Article ID: | iaor200730 |
Country: | Netherlands |
Volume: | 169 |
Issue: | 3 |
Start Page Number: | 898 |
End Page Number: | 917 |
Publication Date: | Mar 2006 |
Journal: | European Journal of Operational Research |
Authors: | Rayward-Smith V.J., Iglesia B. de la, Richards G., Philpott M.S. |
Keywords: | heuristics, datamining |
In this paper, we present an application of multi-objective metaheuristics to the field of data mining. We introduce the data mining task of nugget discovery (also known as partial classification) and show how the multi-objective metaheuristic algorithm NSGA II can be modified to solve this problem. We also present an alternative algorithm for the same task, the ARAC algorithm, which can find all rules that are best according to some measures of interest subject to certain constraints.

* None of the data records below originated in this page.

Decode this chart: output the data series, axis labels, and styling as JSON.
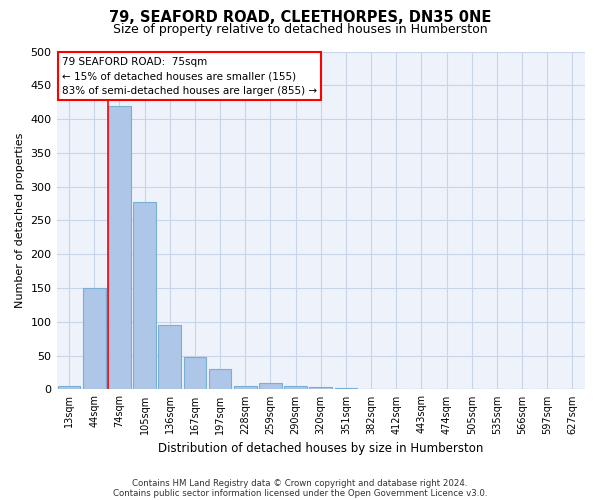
{
  "title": "79, SEAFORD ROAD, CLEETHORPES, DN35 0NE",
  "subtitle": "Size of property relative to detached houses in Humberston",
  "xlabel": "Distribution of detached houses by size in Humberston",
  "ylabel": "Number of detached properties",
  "footnote1": "Contains HM Land Registry data © Crown copyright and database right 2024.",
  "footnote2": "Contains public sector information licensed under the Open Government Licence v3.0.",
  "bin_labels": [
    "13sqm",
    "44sqm",
    "74sqm",
    "105sqm",
    "136sqm",
    "167sqm",
    "197sqm",
    "228sqm",
    "259sqm",
    "290sqm",
    "320sqm",
    "351sqm",
    "382sqm",
    "412sqm",
    "443sqm",
    "474sqm",
    "505sqm",
    "535sqm",
    "566sqm",
    "597sqm",
    "627sqm"
  ],
  "bar_values": [
    5,
    150,
    420,
    278,
    95,
    48,
    30,
    5,
    10,
    5,
    3,
    2,
    0,
    0,
    0,
    0,
    0,
    0,
    0,
    0,
    0
  ],
  "bar_color": "#aec6e8",
  "bar_edge_color": "#7aafd4",
  "red_line_index": 2,
  "property_label": "79 SEAFORD ROAD:  75sqm",
  "annotation_line1": "← 15% of detached houses are smaller (155)",
  "annotation_line2": "83% of semi-detached houses are larger (855) →",
  "annotation_box_color": "white",
  "annotation_box_edge_color": "red",
  "ylim": [
    0,
    500
  ],
  "yticks": [
    0,
    50,
    100,
    150,
    200,
    250,
    300,
    350,
    400,
    450,
    500
  ],
  "background_color": "#eef2fa",
  "grid_color": "#c8d4e8"
}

The ARAC algorithm provides an excellent basis for comparison with the results of the multi-objective metaheuristic algorithm as it can deliver the Pareto optimal front consisting of all partial classification rules that lie in the upper confidence/coverage border, for databases of limited size. We present the results of experiments with various well-known databases for both algorithms. We also discuss how the two methods can be used complementarily for large databases to deliver a set of best rules according to some predefined criteria, providing a powerful tool for knowledge discovery in databases.